How to Stay Clean on the River
1) Befriend the Body Wipe
While it’s sometimes possible to bathe in the river—more on that in a moment—it’s a fairly intensive process, so it’s not practical to do it every day. That’s where body wipes come in. I ration one per day to wash my face, armpits, and “swimsuit zone.” It’s amazing how refreshing a little cleanup in those areas can be, and body wipes are lightweight and easy to stash in a plastic baggie to pack out.
2) River Baths
Depending on the river you’re running, it’s sometimes appropriate to bathe in the river (always with biodegradable soap). It’s chilly—think of it like a cold, invigorating shower—but, on a sunny day, it’s worth the effort. In areas where the ecosystem is too fragile to handle bathing in the river, it’s often possible to haul buckets of water ashore or set up an easy-to-pack solar shower. Do some research on the local regulations and Leave No Trace guidelines before your trip so you can come prepared with the right bathing setup.
3) Frequent Hand-Washing
One of the most frequent causes of illness in the backcountry is gastrointestinal distress caused by poor handwashing habits. Fortunately, when you’re on the river, it’s simple to set up a handwashing station with two buckets and a foot pump, making it easy to wash your hands before preparing food or eating, after using the bathroom, and any other time you’d do so at home. For the in-between times, a travel-size container of hand sanitizer will do the trick.
4) Laundry, the Old-Fashioned Way
After a week on the river, no one smells detergent-fresh, but it’s possible to keep your wardrobe in reasonable olfactory condition. Again, depending on the local guidelines, it may or may not be possible to wash clothes in the river or on shore with biodegradable soap. Regardless, consider designating some clothes for daytime wear and others for sleeping. When you change, rather than leaving sweaty daytime outfits in a heap, air them out by hanging them on a length of paracord, or a travel clothesline.
5) Backcountry Bathroom
The groover is a subject of much discussion on any river trip: where to put it for maximum privacy (and, ideally, the best views), what (and what not) to put in it, and how to clean up afterward. Fortunately, a handwashing station is easy to set up in the groover zone, too. I won’t get too far into the weeds on the solid waste side of things, but let’s take a moment to talk about pee—namely, as river runners tend to put it, that dilution is the solution to pollution. In other words, peeing directly into the river is the way to go. Depending on the situation, this can mean submerging one’s lower half into the river; in that case, pull aside your swimsuit rather than peeing through it in order to keep it cleaner for the duration of the trip. Or, some women may find that a female urination device is useful on the river.
6) Special Considerations
Luck tends to favor the prepared. If you’re someone who menstruates, bring along sanitary supplies even if you’re not expecting to need them—backcountry travel has a way of causing our bodies’ natural rhythms to improvise. Because everything on a river trip needs to be packed out, consider how you’ll store used sanitary products; I use a plastic bag lined with tin foil for aesthetic purposes. If you’re prone to urinary tract infections, a supply of cranberry concentrate pills can head off symptoms before they become too uncomfortable.
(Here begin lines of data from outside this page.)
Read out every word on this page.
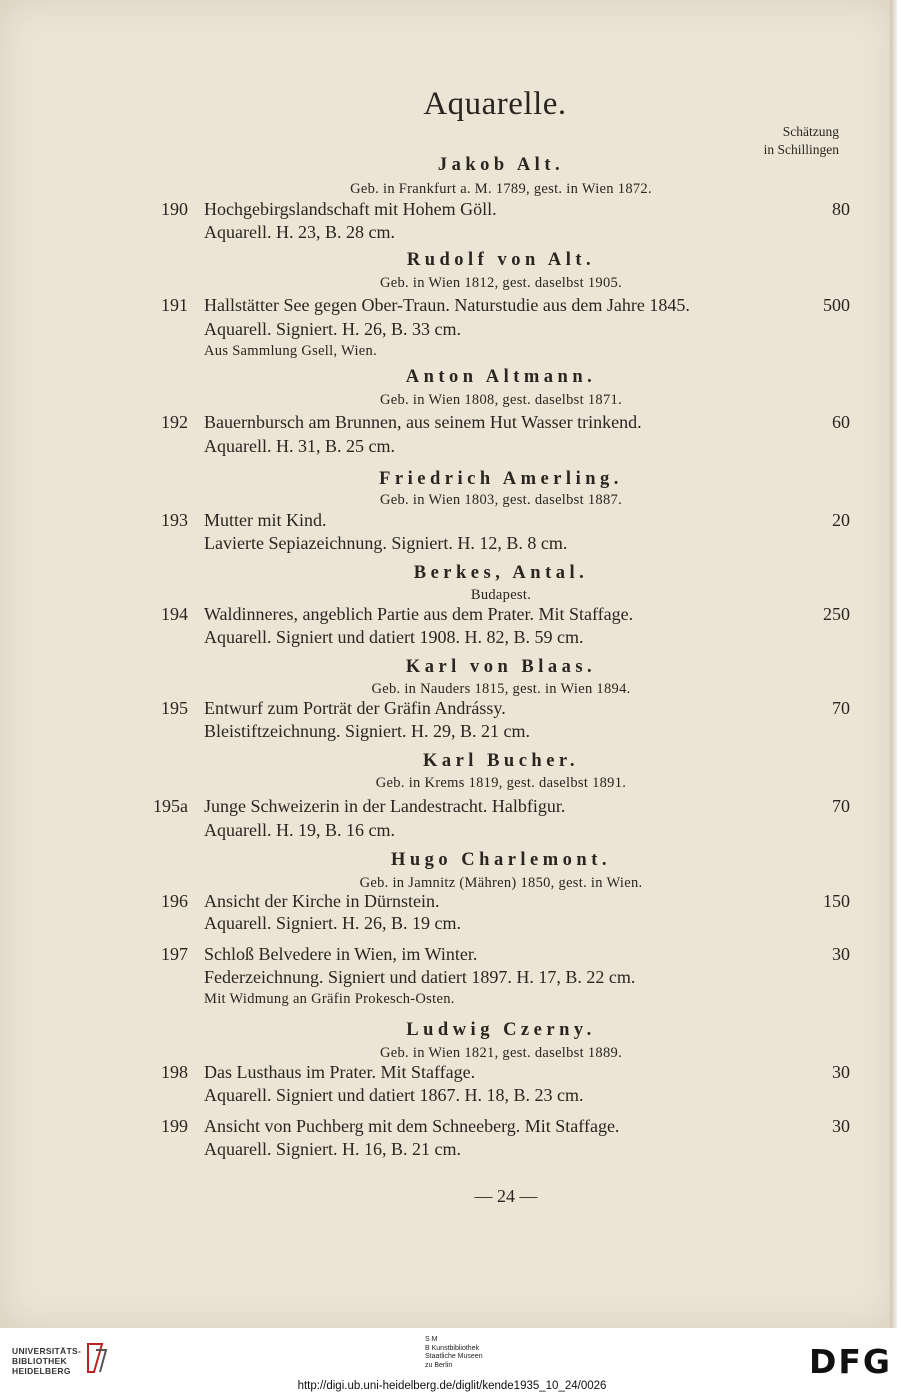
Aquarelle.
Schätzung
in Schillingen
Jakob Alt.
Geb. in Frankfurt a. M. 1789, gest. in Wien 1872.
190 Hochgebirgslandschaft mit Hohem Göll.	80
Aquarell. H. 23, B. 28 cm.
Rudolf von Alt.
Geb. in Wien 1812, gest. daselbst 1905.
191 Hallstätter See gegen Ober-Traun. Naturstudie aus dem Jahre 1845.	500
Aquarell. Signiert. H. 26, B. 33 cm.
Aus Sammlung Gsell, Wien.
Anton Altmann.
Geb. in Wien 1808, gest. daselbst 1871.
192 Bauernbursch am Brunnen, aus seinem Hut Wasser trinkend.	60
Aquarell. H. 31, B. 25 cm.
Friedrich Amerling.
Geb. in Wien 1803, gest. daselbst 1887.
193 Mutter mit Kind.	20
Lavierte Sepiazeichnung. Signiert. H. 12, B. 8 cm.
Berkes, Antal.
Budapest.
194 Waldinneres, angeblich Partie aus dem Prater. Mit Staffage.	250
Aquarell. Signiert und datiert 1908. H. 82, B. 59 cm.
Karl von Blaas.
Geb. in Nauders 1815, gest. in Wien 1894.
195 Entwurf zum Porträt der Gräfin Andrássy.	70
Bleistiftzeichnung. Signiert. H. 29, B. 21 cm.
Karl Bucher.
Geb. in Krems 1819, gest. daselbst 1891.
195a Junge Schweizerin in der Landestracht. Halbfigur.	70
Aquarell. H. 19, B. 16 cm.
Hugo Charlemont.
Geb. in Jamnitz (Mähren) 1850, gest. in Wien.
196 Ansicht der Kirche in Dürnstein.	150
Aquarell. Signiert. H. 26, B. 19 cm.
197 Schloß Belvedere in Wien, im Winter.	30
Federzeichnung. Signiert und datiert 1897. H. 17, B. 22 cm.
Mit Widmung an Gräfin Prokesch-Osten.
Ludwig Czerny.
Geb. in Wien 1821, gest. daselbst 1889.
198 Das Lusthaus im Prater. Mit Staffage.	30
Aquarell. Signiert und datiert 1867. H. 18, B. 23 cm.
199 Ansicht von Puchberg mit dem Schneeberg. Mit Staffage.	30
Aquarell. Signiert. H. 16, B. 21 cm.
— 24 —
UNIVERSITÄTS-
BIBLIOTHEK
HEIDELBERG
S M
B Kunstbibliothek
Staatliche Museen
zu Berlin	DFG
http://digi.ub.uni-heidelberg.de/diglit/kende1935_10_24/0026
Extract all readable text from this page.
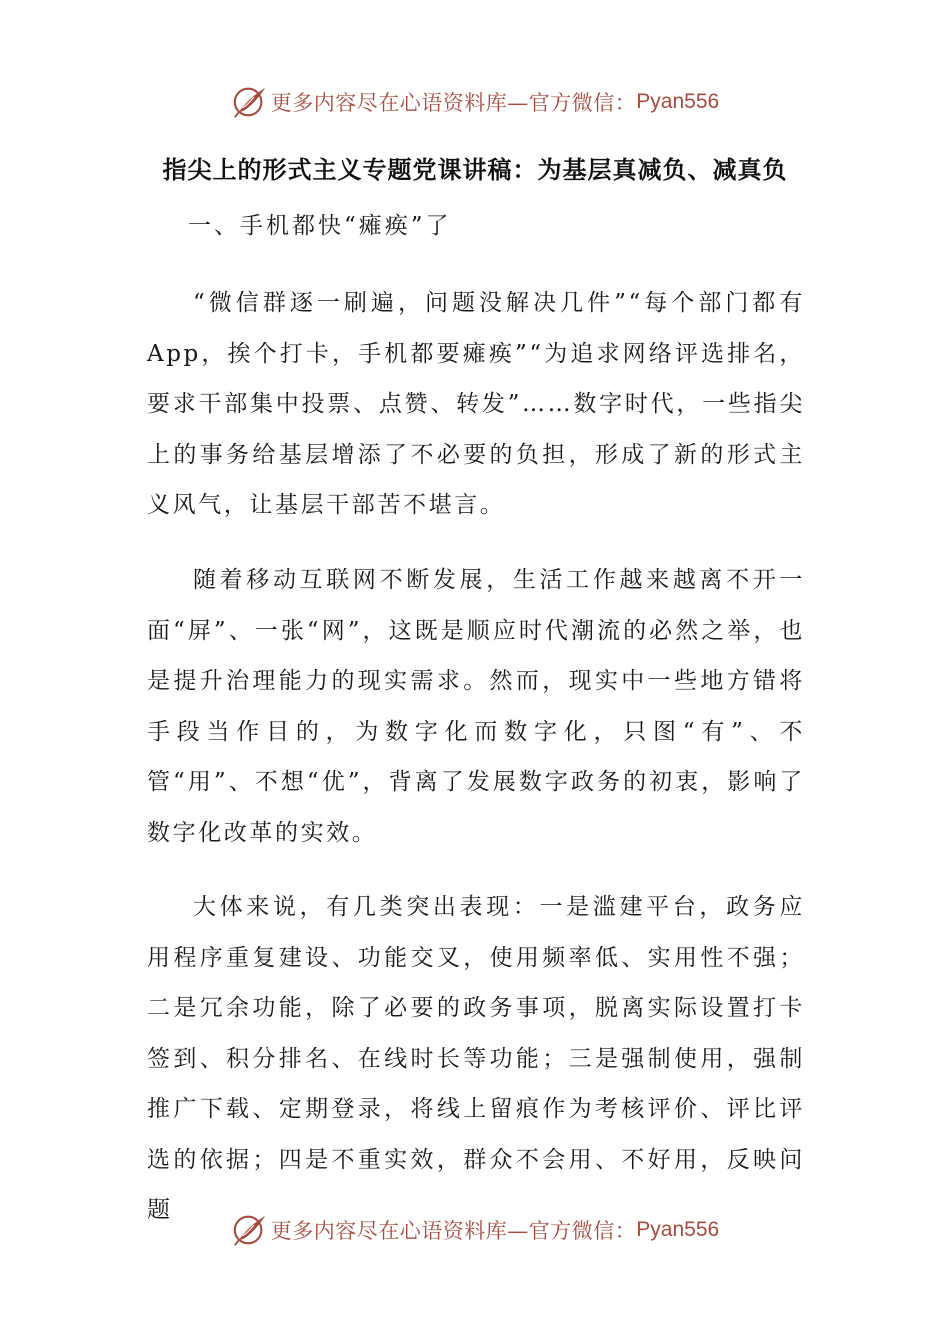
更多内容尽在心语资料库—官方微信： Pyan556
指尖上的形式主义专题党课讲稿：为基层真减负、减真负
一、手机都快“瘫痪”了

“微信群逐一刷遍，问题没解决几件”“每个部门都有App，挨个打卡，手机都要瘫痪”“为追求网络评选排名，要求干部集中投票、点赞、转发”……数字时代，一些指尖上的事务给基层增添了不必要的负担，形成了新的形式主义风气，让基层干部苦不堪言。

随着移动互联网不断发展，生活工作越来越离不开一面“屏”、一张“网”，这既是顺应时代潮流的必然之举，也是提升治理能力的现实需求。然而，现实中一些地方错将手段当作目的，为数字化而数字化，只图“有”、不管“用”、不想“优”，背离了发展数字政务的初衷，影响了数字化改革的实效。

大体来说，有几类突出表现：一是滥建平台，政务应用程序重复建设、功能交叉，使用频率低、实用性不强；二是冗余功能，除了必要的政务事项，脱离实际设置打卡签到、积分排名、在线时长等功能；三是强制使用，强制推广下载、定期登录，将线上留痕作为考核评价、评比评选的依据；四是不重实效，群众不会用、不好用，反映问题

更多内容尽在心语资料库—官方微信： Pyan556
Now that my parents have a week in the Grand Canyon, plus another on the Main Salmon, under their belts, I’m convinced they’re up for just about anything—which means it’s time to start planning a trip down the Colorado all the way from Lees Ferry to Pearce Ferry. After all, if you can stay clean for 8 days, 18 should be no problem, especially in a setting as breathtaking as the Grand Canyon.